Responsável por contrato da PwC com sobrepreço de 56% assume a presidência do Serpro (atualizado)

O Ministério da Economia anunciou a escolha de Gileno Gurjão Barreto para ocupar a presidência do Serpro no lugar de Caio Paes de Andrade, novo Secretário Especial de Desburocratização e Governo Digital. Gileno era o Diretor Jurídico e de Governança da empresa e foi o principal responsável pela validação da contratação emergencial, sem licitação, da PricewaterhouseCoopers (PwC) no valor de R$ 12.317.301,14.

O contrato, assinado em fevereiro deste ano, acabou anulado pela empresa por ordem do Tribunal de Contas da União. Auditoria feita pela Secretaria de Fiscalização de TI, a partir de denúncia da Procuradoria do Ministério Público junto ao TCU, concluiu que a contratação emergencial da PwC gerou um sobrepreço de 56% no valor total a ser pago pelo Serpro (R$ 12,3 milhões). Os ministros do TCU em sessão plenária do dia 22 de julho votaram para que o Serpro, ou repactuasse esse valor com a PwC ou anulasse o acordo comercial.

Os ministros não viram elementos que pudessem comprovar a necessidade emergencial da estatal para dispensar uma licitação para a contratação de consultoria. O Serpro apenas cotou preços de outras consultorias e chegou à conclusão que o da PwC era o melhor, inclusive do ponto de vista técnico. O preço, entretanto foi identificado como irregular pelo tribunal, a partir da verificação de outro contrato similar da PwC com o Banco Central, que era muito menor.

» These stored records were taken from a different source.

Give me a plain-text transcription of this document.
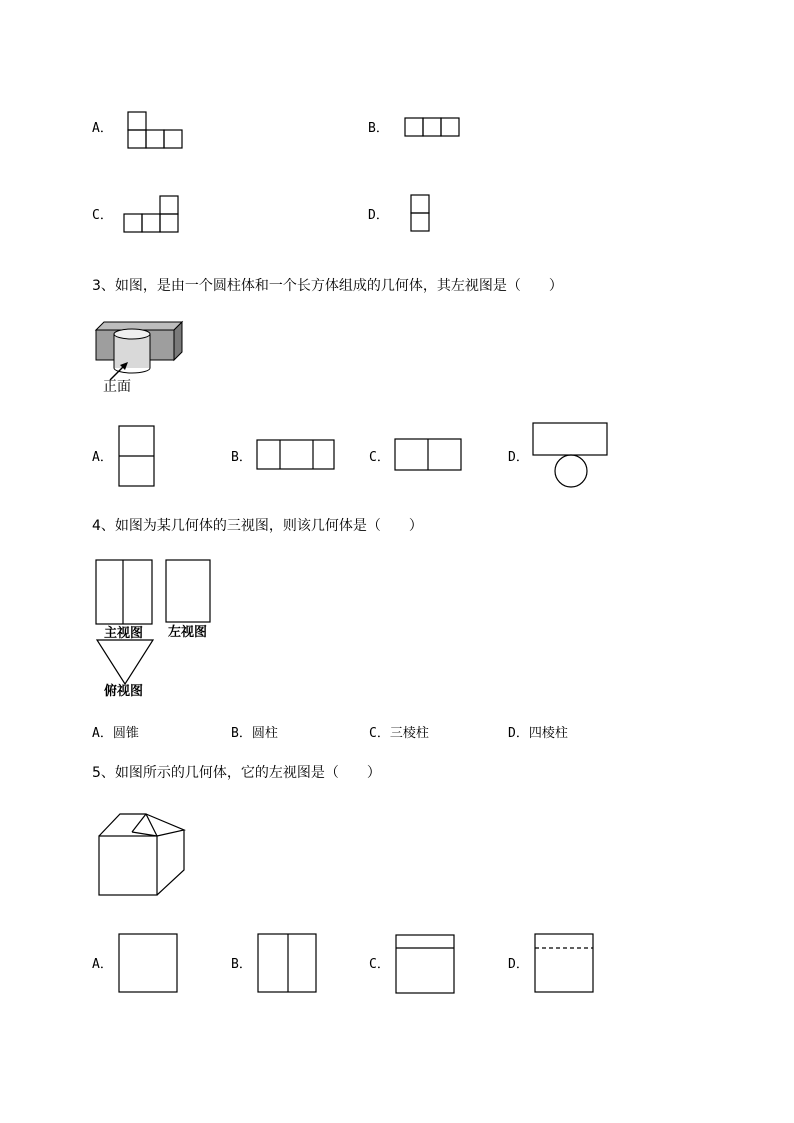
A．	B．
C．	D．
3、如图，是由一个圆柱体和一个长方体组成的几何体，其左视图是（　　）
正面
A．	B．	C．	D．
4、如图为某几何体的三视图，则该几何体是（　　）
主视图 左视图
俯视图
A．圆锥	B．圆柱	C．三棱柱	D．四棱柱
5、如图所示的几何体，它的左视图是（　　）
A．	B．	C．	D．
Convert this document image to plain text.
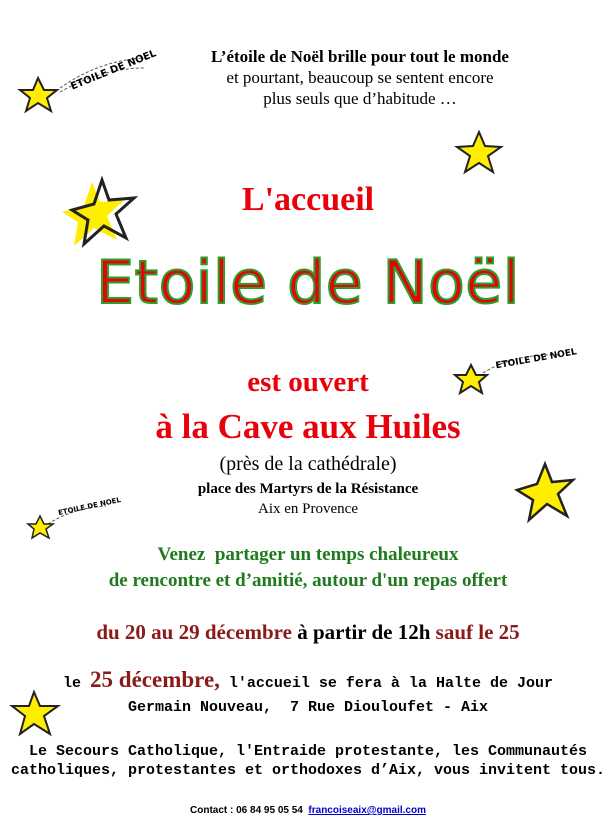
ETOILE DE NOEL
ETOILE DE NOEL
ETOILE DE NOEL
L’étoile de Noël brille pour tout le monde
et pourtant, beaucoup se sentent encore
plus seuls que d’habitude …
L'accueil
Etoile de Noël
est ouvert
à la Cave aux Huiles
(près de la cathédrale)
place des Martyrs de la Résistance
Aix en Provence
Venez  partager un temps chaleureux
de rencontre et d’amitié, autour d'un repas offert
du 20 au 29 décembre à partir de 12h sauf le 25
le 25 décembre, l'accueil se fera à la Halte de Jour
Germain Nouveau,  7 Rue Diouloufet - Aix
Le Secours Catholique, l'Entraide protestante, les Communautés
catholiques, protestantes et orthodoxes d’Aix, vous invitent tous.
Contact : 06 84 95 05 54  francoiseaix@gmail.com
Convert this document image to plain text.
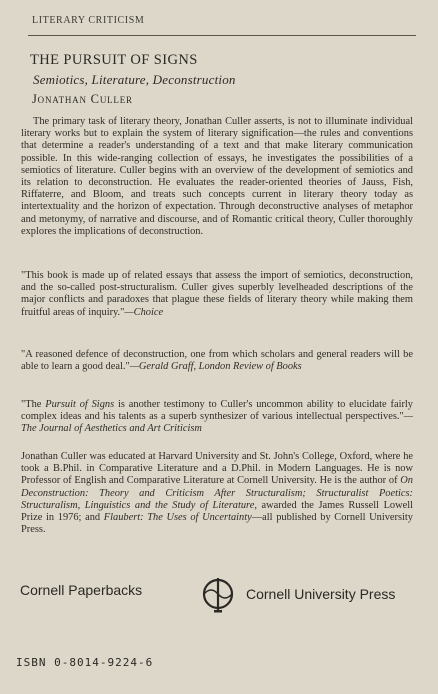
LITERARY CRITICISM
THE PURSUIT OF SIGNS
Semiotics, Literature, Deconstruction
Jonathan Culler

The primary task of literary theory, Jonathan Culler asserts, is not to illuminate individual literary works but to explain the system of literary signification—the rules and conventions that determine a reader's understanding of a text and that make literary communication possible. In this wide-ranging collection of essays, he investigates the possibilities of a semiotics of literature. Culler begins with an overview of the development of semiotics and its relation to deconstruction. He evaluates the reader-oriented theories of Jauss, Fish, Riffaterre, and Bloom, and treats such concepts current in literary theory today as intertextuality and the horizon of expectation. Through deconstructive analyses of metaphor and metonymy, of narrative and discourse, and of Romantic critical theory, Culler thoroughly explores the implications of deconstruction.

"This book is made up of related essays that assess the import of semiotics, deconstruction, and the so-called post-structuralism. Culler gives superbly levelheaded descriptions of the major conflicts and paradoxes that plague these fields of literary theory while making them fruitful areas of inquiry."—Choice

"A reasoned defence of deconstruction, one from which scholars and general readers will be able to learn a good deal."—Gerald Graff, London Review of Books

"The Pursuit of Signs is another testimony to Culler's uncommon ability to elucidate fairly complex ideas and his talents as a superb synthesizer of various intellectual perspectives."—The Journal of Aesthetics and Art Criticism

Jonathan Culler was educated at Harvard University and St. John's College, Oxford, where he took a B.Phil. in Comparative Literature and a D.Phil. in Modern Languages. He is now Professor of English and Comparative Literature at Cornell University. He is the author of On Deconstruction: Theory and Criticism After Structuralism; Structuralist Poetics: Structuralism, Linguistics and the Study of Literature, awarded the James Russell Lowell Prize in 1976; and Flaubert: The Uses of Uncertainty—all published by Cornell University Press.

Cornell Paperbacks	Cornell University Press
ISBN 0-8014-9224-6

No entanto, a decisão do tribunal não tocou num ponto que chegou a ser levantado pelo Ministério Público junto ao TCU. Acabou ficando sem uma conclusão final: quais foram as responsabilidades dos diretores envolvidos no contrato que gerou esse sobrepreço de 56%. Entre eles, Gileno Gurjão Barreto, que foi funcionário e sócio na PwC no período 2006/2011? Ele atuou ativamente no processo de contratação da consultoria, na qualidade de Diretor Jurídico e de Governança do Serpro e feriu o disposto no artigo 5º do Regulamento de Licitações e Contratos do Serpro.

Em relatório propondo a suspensão do contrato, que serviu de base para o Acórdão do ministro Bruno Dantas no dia 22 de julho, o especialista em controle externo, Marcelo Meireles de Souza, entendeu que a presença de Gileno Gurjão Barreto no processo de escolha da dispensa de licitação para a contratação de consultoria foi irregular.

Segundo o auditor, Gileno não observou o Regulamento de Licitações e Contratos do Serpro que determina que: “em observância ao princípio da segregação de funções, não poderão ser atribuídas ao mesmo profissional ou órgão a prática de atos e, posteriormente, a fiscalização desses mesmos atos”. Gileno assinou parecer jurídico no qual avalizou a contratação por dispensa de licitação, sendo que caberia depois ao departamento dele fiscalizar o cumprimento desse contrato.

“Razão pela qual o Parecer Jurídico 93/2020 foi elaborado por parte interessada na contratação, uma vez que o Diretor Jurídico e de Governança e Gestão do Serpro, outrora funcionário da contratada, participou ativamente da condução do processo de contratação, com potencial inobservância ao princípio da segregação de funções, boa prática usualmente adotada em sistemas de governança corporativa, e ao princípio da impessoalidade”, declarou o auditor Marcelo Meireles de Souza em seu relatório.

O parecer jurídico 93/2020 que dispensou a licitação guarda outra peculiaridade. Ele foi assinado apenas pelo Diretor Jurídico Gileno Gurjão. Nenhum outro Advogado da Superintendência Jurídica do Serpro (SUPJU) assinou o documento como testemunha ou endossou o mesmo. Apenas consta uma declaração vaga, em que algum advogado informa que o parecer estava “apto à finalidade que se propõe”.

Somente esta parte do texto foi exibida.